Thaler, who received her bachelor of science degree in biology, cum laude, from Wellesley College in 1993 and her doctorate in entomology from UC Davis with major professor Rick Karban in 1999, joined the Cornell University faculty in 2004 as an assistant professor. She advanced to associate professor in 2006, and to full professor in 2015.
She's a member of the Entomological Society of America, the Ecological Society of America and the International Society of Chemical Ecology.
The professor presented a invited seminar at the 2017 Gordon Research Conference, Rhode Island, on "Plant-Herbivore Interactions, Tritrophic Interactions and the Ecology of Fear" and a presentation on Predator-Prey Interactions: Chemical Ecology of Tri-Trophic Interactions" at the 2016 Gordon Research Conference.

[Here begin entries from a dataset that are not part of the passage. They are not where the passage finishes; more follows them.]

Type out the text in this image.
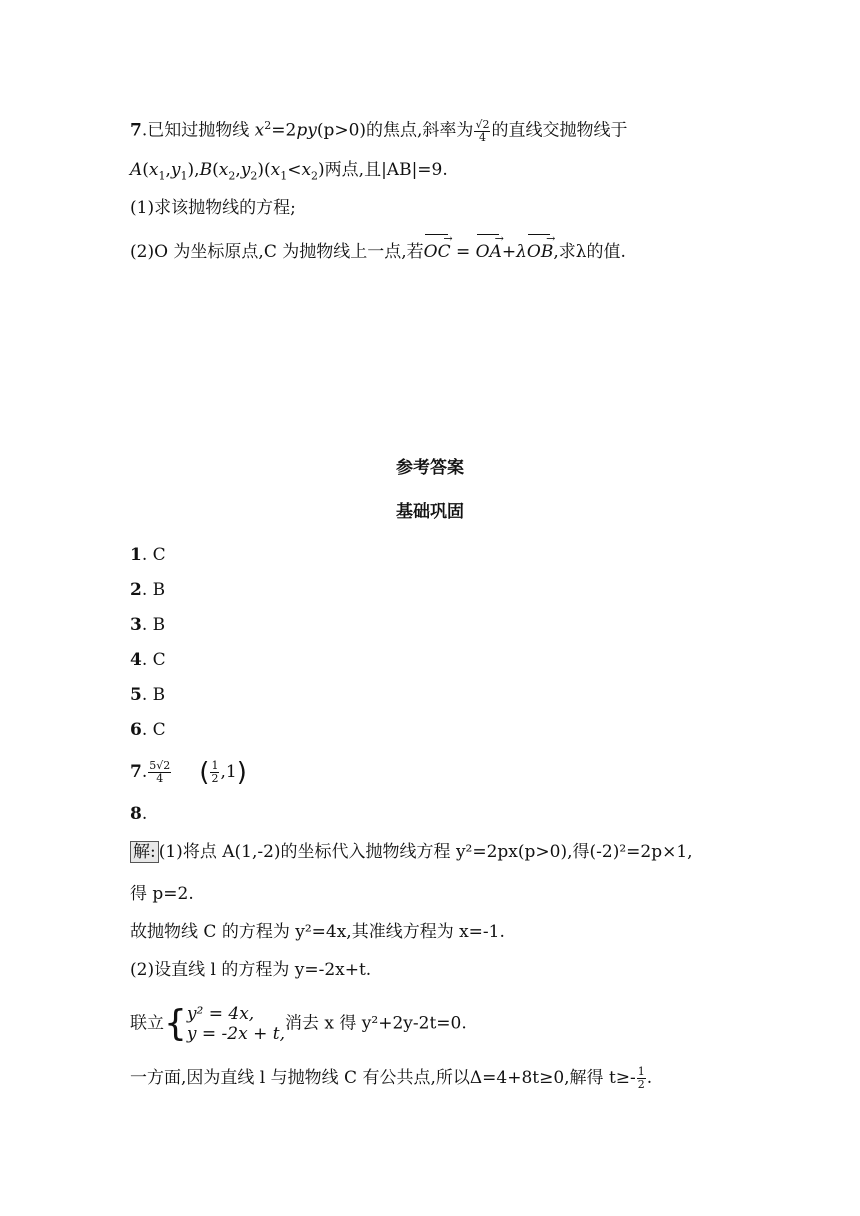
7.已知过抛物线 $x^2=2py(p>0)$的焦点,斜率为 $\frac{√2}{4}$ 的直线交抛物线于
$A(x_1,y_1),B(x_2,y_2)(x_1<x_2)$两点,且|AB|=9.
(1)求该抛物线的方程;
(2)O 为坐标原点,C 为抛物线上一点,若→ OC = → OA+λ→ OB,求λ的值.
参考答案
基础巩固
1. C
2. B
3. B
4. C
5. B
6. C
7. $\frac{5√2}{4}$ ( $\frac{1}{2} ,1$)
8.
解: (1)将点 A(1,-2)的坐标代入抛物线方程 y²=2px(p>0),得(-2)²=2p×1,
得 p=2.
故抛物线 C 的方程为 y²=4x,其准线方程为 x=-1.
(2)设直线 l 的方程为 y=-2x+t.
联立{ y² = 4x,
y = -2x + t,
消去 x 得 y²+2y-2t=0.
一方面,因为直线 l 与抛物线 C 有公共点,所以Δ=4+8t≥0,解得 $t\ge- \frac{1}{2}$ .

The Leigh Alumni Award memorializes cotton entomologist Thomas Frances Leigh (1923-1993) and his wife Nina. Leigh was an international authority on the biology, ecology and management of arthropod pests affecting cotton production. During his 37-year UC Davis career, he was based at the Kern County Shafter Research and Extension Center, also known as the U.S. Cotton Research Station. Leigh researched pest and beneficial arthropod management in cotton fields, and host plant resistance in cotton to insects, mites, nematodes and diseases. Leigh joined the UC Davis Department of Entomology in 1958, retiring in 1991 as an emeritus professor, but he continued to remain active in his research and collaboration until his death on Oct. 26, 1993.
It's an honor to be selected for the Leigh Alumni Award. Congratulations, Professor Jennifer Thaler!